IFRIC 23: Uncertainty over income tax treatment | Highlights Tax (Accounting) implications
IFRIC 23 clarifies the accounting for income tax when it is unclear whether a taxing authority accepts the tax treatment. Implementation as of January 1, 2019. Consider the Tax implications in time as IFRIC 23 might impact the Tax Position in the Financial Statements.
In 2017, the International Accounting Standards Board’s Interpretations Committee issued IFRIC Interpretation 23 (hereinafter: ‘Interpretation’) entitled ‘Uncertainty over Income Tax Treatments’. Implementation date (annual periods beginning on or after January 1, 2019) is approaching fast.

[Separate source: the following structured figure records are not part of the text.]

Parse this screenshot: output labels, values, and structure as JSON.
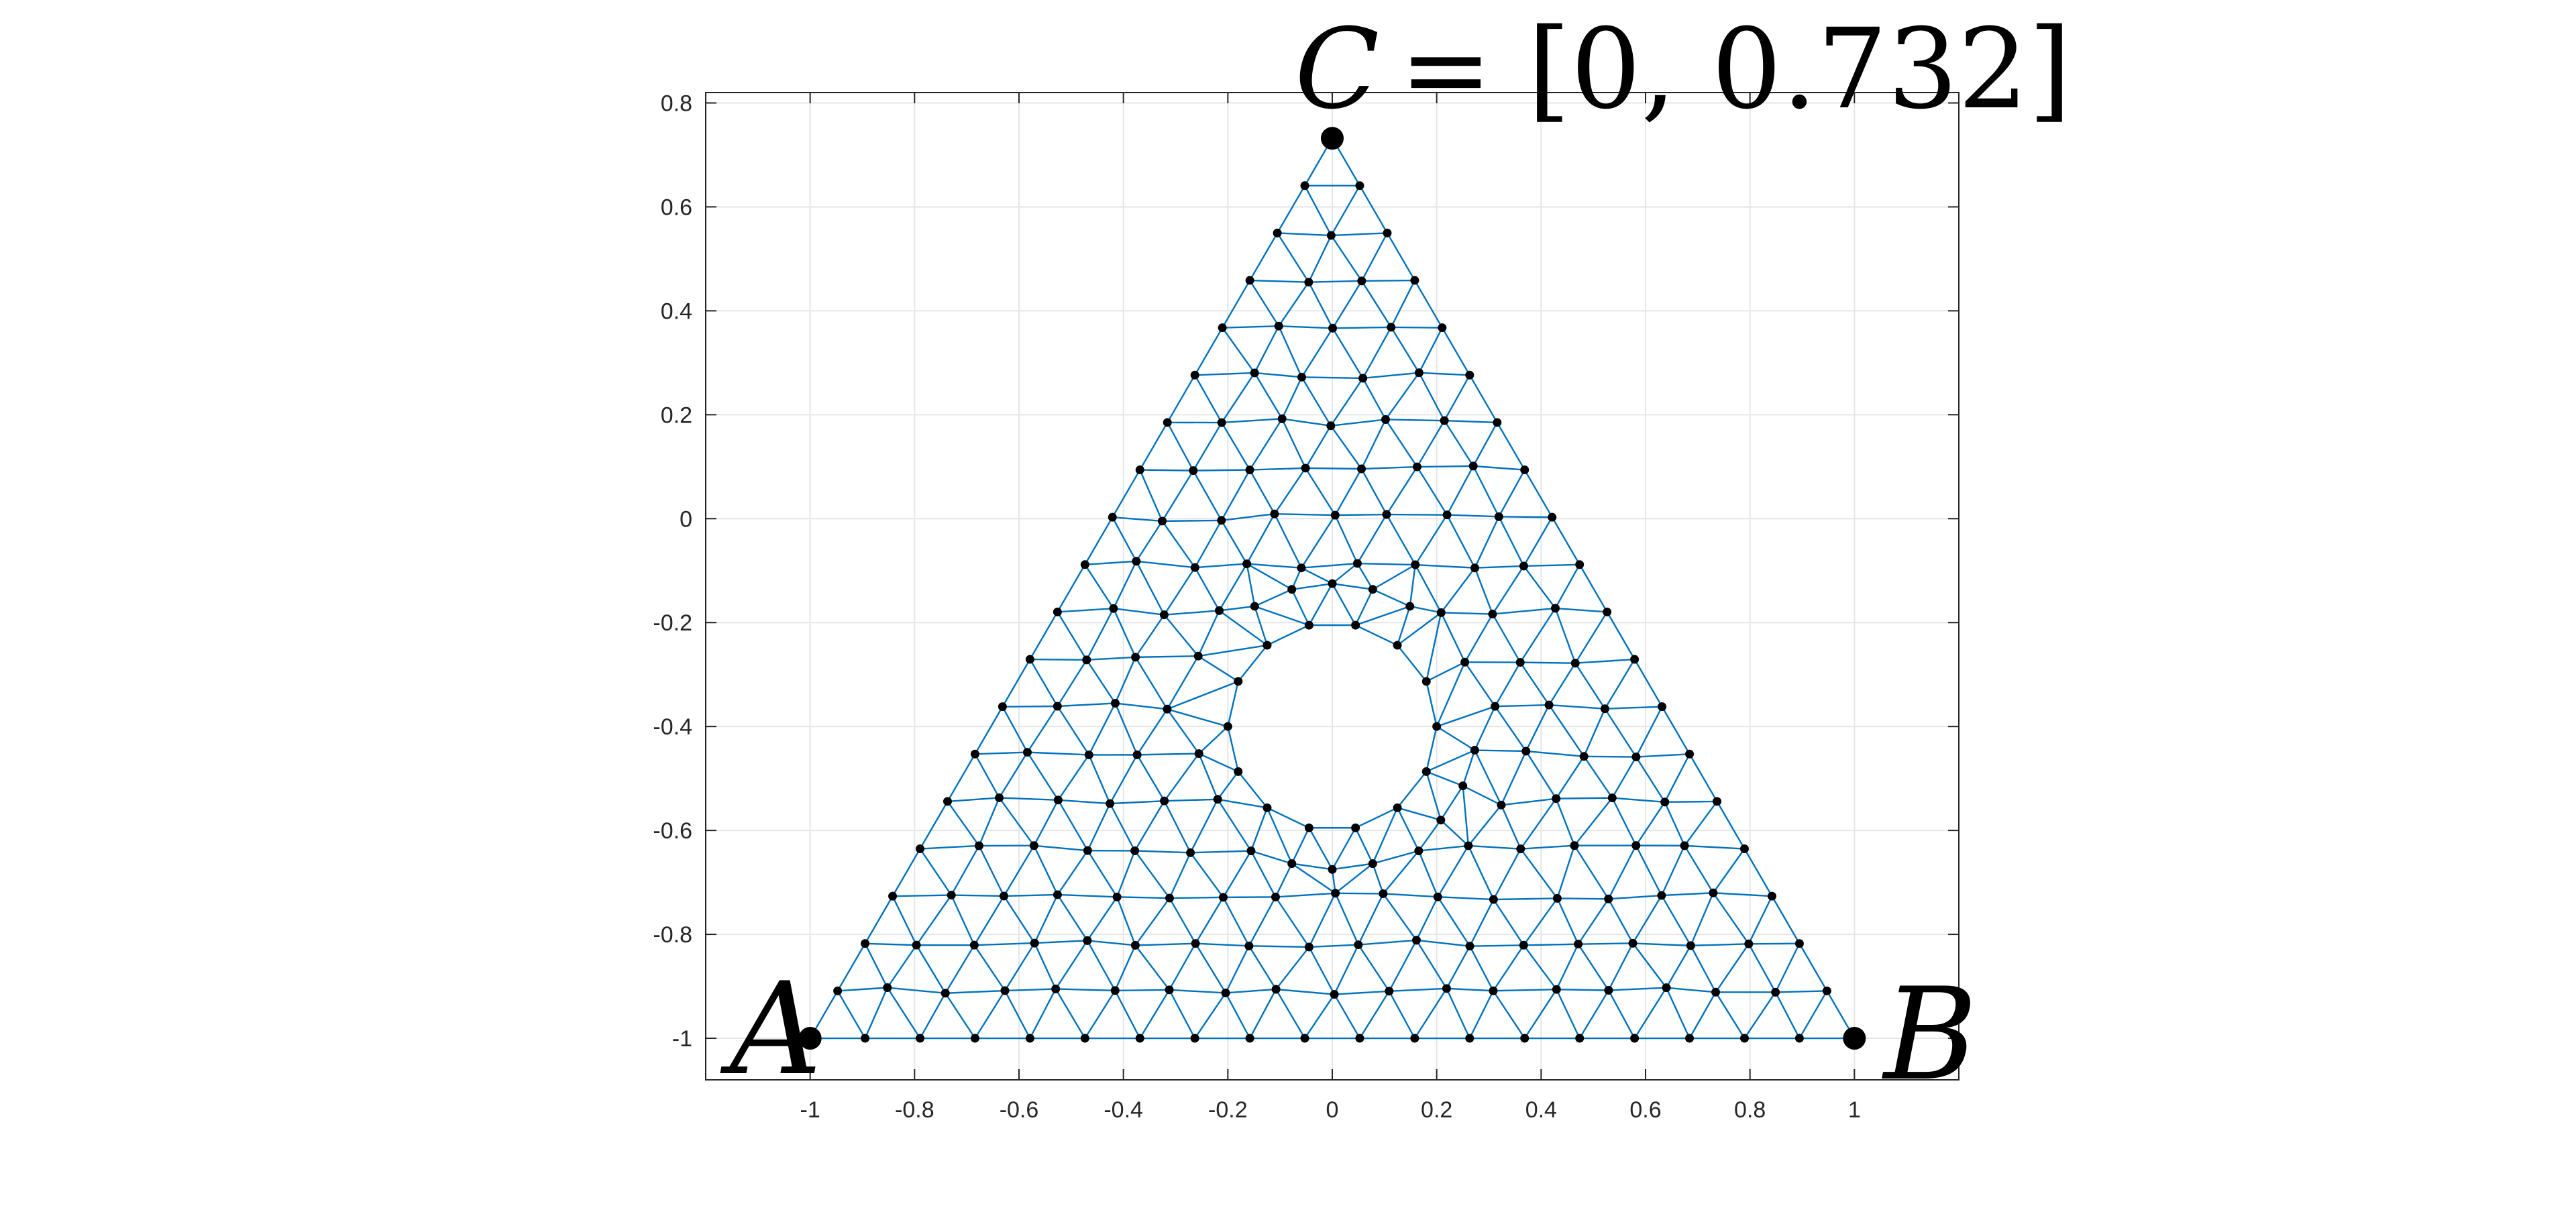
{
  "figure": {
    "xlim": [
      -1.2,
      1.2
    ],
    "ylim": [
      -1.08,
      0.82
    ],
    "grid": true,
    "x_ticks": [
      -1,
      -0.8,
      -0.6,
      -0.4,
      -0.2,
      0,
      0.2,
      0.4,
      0.6,
      0.8,
      1
    ],
    "y_ticks": [
      0.8,
      0.6,
      0.4,
      0.2,
      0,
      -0.2,
      -0.4,
      -0.6,
      -0.8,
      -1
    ],
    "x_tick_labels": [
      "-1",
      "-0.8",
      "-0.6",
      "-0.4",
      "-0.2",
      "0",
      "0.2",
      "0.4",
      "0.6",
      "0.8",
      "1"
    ],
    "y_tick_labels": [
      "0.8",
      "0.6",
      "0.4",
      "0.2",
      "0",
      "-0.2",
      "-0.4",
      "-0.6",
      "-0.8",
      "-1"
    ],
    "colors": {
      "mesh": "#0072BD",
      "nodes": "#000000",
      "grid": "#e6e6e6",
      "axes": "#262626"
    }
  },
  "mesh": {
    "triangle_vertices": {
      "A": [
        -1,
        -1
      ],
      "B": [
        1,
        -1
      ],
      "C": [
        0,
        0.732
      ]
    },
    "hole": {
      "center": [
        0,
        -0.4
      ],
      "radius": 0.2
    },
    "row_spacing": 0.09,
    "column_spacing": 0.105
  },
  "labels": {
    "vertex_a": "A",
    "vertex_b": "B",
    "coord_var": "C",
    "coord_value": "= [0, 0.732]"
  }
}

The Interpretation provides guidance on how to account for uncertainty over income tax treatments under IAS 12. The new Interpretation may impact the existing positions with respect to uncertain tax treatments, the accounting policy, financial statements disclosure and data gathering processes.
Roundtable Tax Accounting and IFRS developments
Highlights IFRIC 23
- Interpretation requires an entity to determine whether uncertain tax treatments are assessed separately or as a group;
- Assumption that a taxation authority will examine the position as if it has a right to examine and have full knowledge of all relevant information when making those examinations (no detection risk);
- If an entity concludes that it is not probable that a taxation authority will accept an uncertain tax treatment, the entity should reflect the effect of uncertainty in determining its accounting tax position;
- Reassessment in the event of change in facts and circumstances on a yearly basis.
The implementation of the Interpretation requires an assessment of your current policy in relation to uncertain tax treatments in order to avoid scrutiny of the auditor. This would also involve a review of your current tax reporting process. Finally, in order to facilitate an ETR neutral implementation an assessment is required of existing uncertain tax treatments.